Writing Clear Git Commit Messages: A Simple Guide for Better Collaboration

One of the easiest ways to improve a project’s maintainability is by writing clear and meaningful Git commit messages. A well-written commit history helps teammates understand changes, simplifies code reviews, and makes debugging or reverting changes much easier.

Keep the Subject Line Short

The first line of a commit message should summarize the change in one sentence.

Good examples:

feat: add product search suggestions
fix: prevent duplicate WooCommerce orders
refactor: simplify Docker Apache configuration
docs: update installation guide

Try to keep the subject line concise and describe what the commit does rather than how it does it.

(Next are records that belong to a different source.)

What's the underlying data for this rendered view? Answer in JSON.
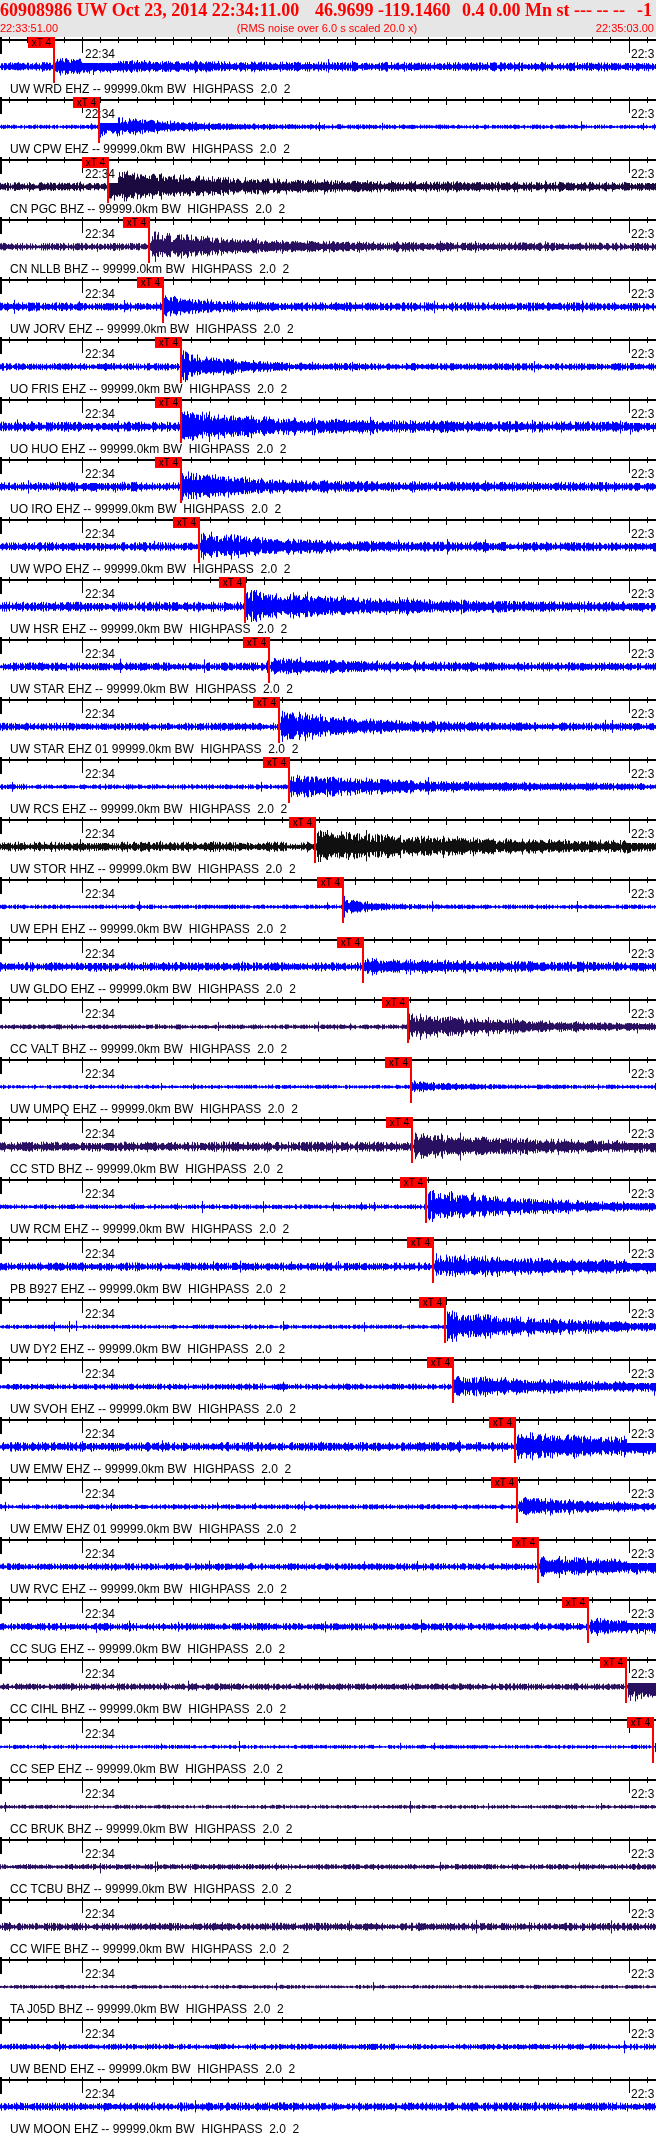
{
  "header": {
    "title_parts": [
      "60908986 UW Oct 23, 2014 22:34:11.00",
      "46.9699 -119.1460",
      "0.4 0.00 Mn st --- -- --",
      "-1"
    ],
    "start_time": "22:33:51.00",
    "note": "(RMS noise over 6.0 s scaled 20.0 x)",
    "end_time": "22:35:03.00"
  },
  "traces": [
    {
      "label": "UW WRD EHZ -- 99999.0km BW  HIGHPASS  2.0  2",
      "color": "#0000ff",
      "time_labels": [
        "22:34",
        "22:3"
      ],
      "pick": {
        "label": "xT 4",
        "level": 0.084
      }
    },
    {
      "label": "UW CPW EHZ -- 99999.0km BW  HIGHPASS  2.0  2",
      "color": "#0000ff",
      "time_labels": [
        "22:34",
        "22:3"
      ],
      "pick": {
        "label": "xT 4",
        "level": 0.152
      }
    },
    {
      "label": "CN PGC BHZ -- 99999.0km BW  HIGHPASS  2.0  2",
      "color": "#1a0a40",
      "time_labels": [
        "22:34",
        "22:3"
      ],
      "pick": {
        "label": "xT 4",
        "level": 0.166
      }
    },
    {
      "label": "CN NLLB BHZ -- 99999.0km BW  HIGHPASS  2.0  2",
      "color": "#2a1060",
      "time_labels": [
        "22:34",
        "22:3"
      ],
      "pick": {
        "label": "xT 4",
        "level": 0.229
      }
    },
    {
      "label": "UW JORV EHZ -- 99999.0km BW  HIGHPASS  2.0  2",
      "color": "#0000ff",
      "time_labels": [
        "22:34",
        "22:3"
      ],
      "pick": {
        "label": "xT 4",
        "level": 0.25
      }
    },
    {
      "label": "UO FRIS EHZ -- 99999.0km BW  HIGHPASS  2.0  2",
      "color": "#0000ff",
      "time_labels": [
        "22:34",
        "22:3"
      ],
      "pick": {
        "label": "xT 4",
        "level": 0.277
      }
    },
    {
      "label": "UO HUO EHZ -- 99999.0km BW  HIGHPASS  2.0  2",
      "color": "#0000ff",
      "time_labels": [
        "22:34",
        "22:3"
      ],
      "pick": {
        "label": "xT 4",
        "level": 0.277
      }
    },
    {
      "label": "UO IRO EHZ -- 99999.0km BW  HIGHPASS  2.0  2",
      "color": "#0000ff",
      "time_labels": [
        "22:34",
        "22:3"
      ],
      "pick": {
        "label": "xT 4",
        "level": 0.277
      }
    },
    {
      "label": "UW WPO EHZ -- 99999.0km BW  HIGHPASS  2.0  2",
      "color": "#0000ff",
      "time_labels": [
        "22:34",
        "22:3"
      ],
      "pick": {
        "label": "xT 4",
        "level": 0.305
      }
    },
    {
      "label": "UW HSR EHZ -- 99999.0km BW  HIGHPASS  2.0  2",
      "color": "#0000ff",
      "time_labels": [
        "22:34",
        "22:3"
      ],
      "pick": {
        "label": "xT 4",
        "level": 0.375
      }
    },
    {
      "label": "UW STAR EHZ -- 99999.0km BW  HIGHPASS  2.0  2",
      "color": "#0000ff",
      "time_labels": [
        "22:34",
        "22:3"
      ],
      "pick": {
        "label": "xT 4",
        "level": 0.412
      }
    },
    {
      "label": "UW STAR EHZ 01 99999.0km BW  HIGHPASS  2.0  2",
      "color": "#0000ff",
      "time_labels": [
        "22:34",
        "22:3"
      ],
      "pick": {
        "label": "xT 4",
        "level": 0.427
      }
    },
    {
      "label": "UW RCS EHZ -- 99999.0km BW  HIGHPASS  2.0  2",
      "color": "#0000ff",
      "time_labels": [
        "22:34",
        "22:3"
      ],
      "pick": {
        "label": "xT 4",
        "level": 0.442
      }
    },
    {
      "label": "UW STOR HHZ -- 99999.0km BW  HIGHPASS  2.0  2",
      "color": "#101010",
      "time_labels": [
        "22:34",
        "22:3"
      ],
      "pick": {
        "label": "xT 4",
        "level": 0.482
      }
    },
    {
      "label": "UW EPH EHZ -- 99999.0km BW  HIGHPASS  2.0  2",
      "color": "#0000ff",
      "time_labels": [
        "22:34",
        "22:3"
      ],
      "pick": {
        "label": "xT 4",
        "level": 0.524
      }
    },
    {
      "label": "UW GLDO EHZ -- 99999.0km BW  HIGHPASS  2.0  2",
      "color": "#0000ff",
      "time_labels": [
        "22:34",
        "22:3"
      ],
      "pick": {
        "label": "xT 4",
        "level": 0.555
      }
    },
    {
      "label": "CC VALT BHZ -- 99999.0km BW  HIGHPASS  2.0  2",
      "color": "#2a1060",
      "time_labels": [
        "22:34",
        "22:3"
      ],
      "pick": {
        "label": "xT 4",
        "level": 0.623
      }
    },
    {
      "label": "UW UMPQ EHZ -- 99999.0km BW  HIGHPASS  2.0  2",
      "color": "#0000ff",
      "time_labels": [
        "22:34",
        "22:3"
      ],
      "pick": {
        "label": "xT 4",
        "level": 0.628
      }
    },
    {
      "label": "CC STD BHZ -- 99999.0km BW  HIGHPASS  2.0  2",
      "color": "#2a1060",
      "time_labels": [
        "22:34",
        "22:3"
      ],
      "pick": {
        "label": "xT 4",
        "level": 0.63
      }
    },
    {
      "label": "UW RCM EHZ -- 99999.0km BW  HIGHPASS  2.0  2",
      "color": "#0000ff",
      "time_labels": [
        "22:34",
        "22:3"
      ],
      "pick": {
        "label": "xT 4",
        "level": 0.651
      }
    },
    {
      "label": "PB B927 EHZ -- 99999.0km BW  HIGHPASS  2.0  2",
      "color": "#0000ff",
      "time_labels": [
        "22:34",
        "22:3"
      ],
      "pick": {
        "label": "xT 4",
        "level": 0.662
      }
    },
    {
      "label": "UW DY2 EHZ -- 99999.0km BW  HIGHPASS  2.0  2",
      "color": "#0000ff",
      "time_labels": [
        "22:34",
        "22:3"
      ],
      "pick": {
        "label": "xT 4",
        "level": 0.68
      }
    },
    {
      "label": "UW SVOH EHZ -- 99999.0km BW  HIGHPASS  2.0  2",
      "color": "#0000ff",
      "time_labels": [
        "22:34",
        "22:3"
      ],
      "pick": {
        "label": "xT 4",
        "level": 0.692
      }
    },
    {
      "label": "UW EMW EHZ -- 99999.0km BW  HIGHPASS  2.0  2",
      "color": "#0000ff",
      "time_labels": [
        "22:34",
        "22:3"
      ],
      "pick": {
        "label": "xT 4",
        "level": 0.787
      }
    },
    {
      "label": "UW EMW EHZ 01 99999.0km BW  HIGHPASS  2.0  2",
      "color": "#0000ff",
      "time_labels": [
        "22:34",
        "22:3"
      ],
      "pick": {
        "label": "xT 4",
        "level": 0.79
      }
    },
    {
      "label": "UW RVC EHZ -- 99999.0km BW  HIGHPASS  2.0  2",
      "color": "#0000ff",
      "time_labels": [
        "22:34",
        "22:3"
      ],
      "pick": {
        "label": "xT 4",
        "level": 0.822
      }
    },
    {
      "label": "CC SUG EHZ -- 99999.0km BW  HIGHPASS  2.0  2",
      "color": "#0000ff",
      "time_labels": [
        "22:34",
        "22:3"
      ],
      "pick": {
        "label": "xT 4",
        "level": 0.898
      }
    },
    {
      "label": "CC CIHL BHZ -- 99999.0km BW  HIGHPASS  2.0  2",
      "color": "#2a1060",
      "time_labels": [
        "22:34",
        "22:3"
      ],
      "pick": {
        "label": "xT 4",
        "level": 0.956
      }
    },
    {
      "label": "CC SEP EHZ -- 99999.0km BW  HIGHPASS  2.0  2",
      "color": "#0000ff",
      "time_labels": [
        "22:34"
      ],
      "pick": {
        "label": "xT 4",
        "level": 0.997
      }
    },
    {
      "label": "CC BRUK BHZ -- 99999.0km BW  HIGHPASS  2.0  2",
      "color": "#2a1060",
      "time_labels": [
        "22:34",
        "22:3"
      ]
    },
    {
      "label": "CC TCBU BHZ -- 99999.0km BW  HIGHPASS  2.0  2",
      "color": "#2a1060",
      "time_labels": [
        "22:34",
        "22:3"
      ]
    },
    {
      "label": "CC WIFE BHZ -- 99999.0km BW  HIGHPASS  2.0  2",
      "color": "#2a1060",
      "time_labels": [
        "22:34",
        "22:3"
      ]
    },
    {
      "label": "TA J05D BHZ -- 99999.0km BW  HIGHPASS  2.0  2",
      "color": "#2a1060",
      "time_labels": [
        "22:34",
        "22:3"
      ]
    },
    {
      "label": "UW BEND EHZ -- 99999.0km BW  HIGHPASS  2.0  2",
      "color": "#0000ff",
      "time_labels": [
        "22:34",
        "22:3"
      ]
    },
    {
      "label": "UW MOON EHZ -- 99999.0km BW  HIGHPASS  2.0  2",
      "color": "#0000ff",
      "time_labels": [
        "22:34",
        "22:3"
      ]
    }
  ]
}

Add Details When Necessary

If a commit contains multiple related changes, add a blank line after the subject and include a short list explaining what was modified.

Example:

refactor: simplify Docker Apache configuration

- Change main Apache configuration approach
- Backup current apache-config.conf
- Remove duplicate cache/expires rules
- Keep only SSL and virtual host configuration
- Update documentation

This provides enough context for future developers without making the commit message too verbose.

Use Action Verbs

Start each bullet point with a clear action verb.

Examples:

  • Add support for PHP 8.3
  • Remove unused configuration files
  • Update deployment documentation
  • Fix incorrect redirect logic
  • Improve search performance
  • Rename configuration variables

Avoid vague descriptions such as:

  • Changes
  • Misc fixes
  • Updates
  • Work in progress

One Commit, One Purpose

Each commit should represent a single logical change.

Instead of combining unrelated work:

- Fix login bug
- Update README
- Change CSS
- Add new API endpoint

Split them into separate commits whenever possible. This makes the project history cleaner and allows individual changes to be reverted if necessary.

Follow a Consistent Convention

Many teams use prefixes to categorize commits:

PrefixPurpose
featNew feature
fixBug fix
refactorCode restructuring without changing behavior
docsDocumentation changes
testTests added or updated
choreMaintenance tasks
perfPerformance improvements
styleFormatting changes only

Examples:

feat: add product filtering by category
fix: resolve race condition during checkout
refactor: extract search logic into separate service
docs: document Docker setup

Final Thoughts

Writing good commit messages takes only a few extra seconds, but it pays off throughout the lifetime of a project. A clean commit history improves collaboration, speeds up code reviews, and makes troubleshooting significantly easier.

Remember these simple rules:

  • Write concise subject lines.
  • Use present-tense action verbs.
  • Keep each commit focused on one logical change.
  • Add bullet points when additional context is helpful.
  • Be consistent across the entire project.

A readable Git history is one of the best forms of documentation your project can have.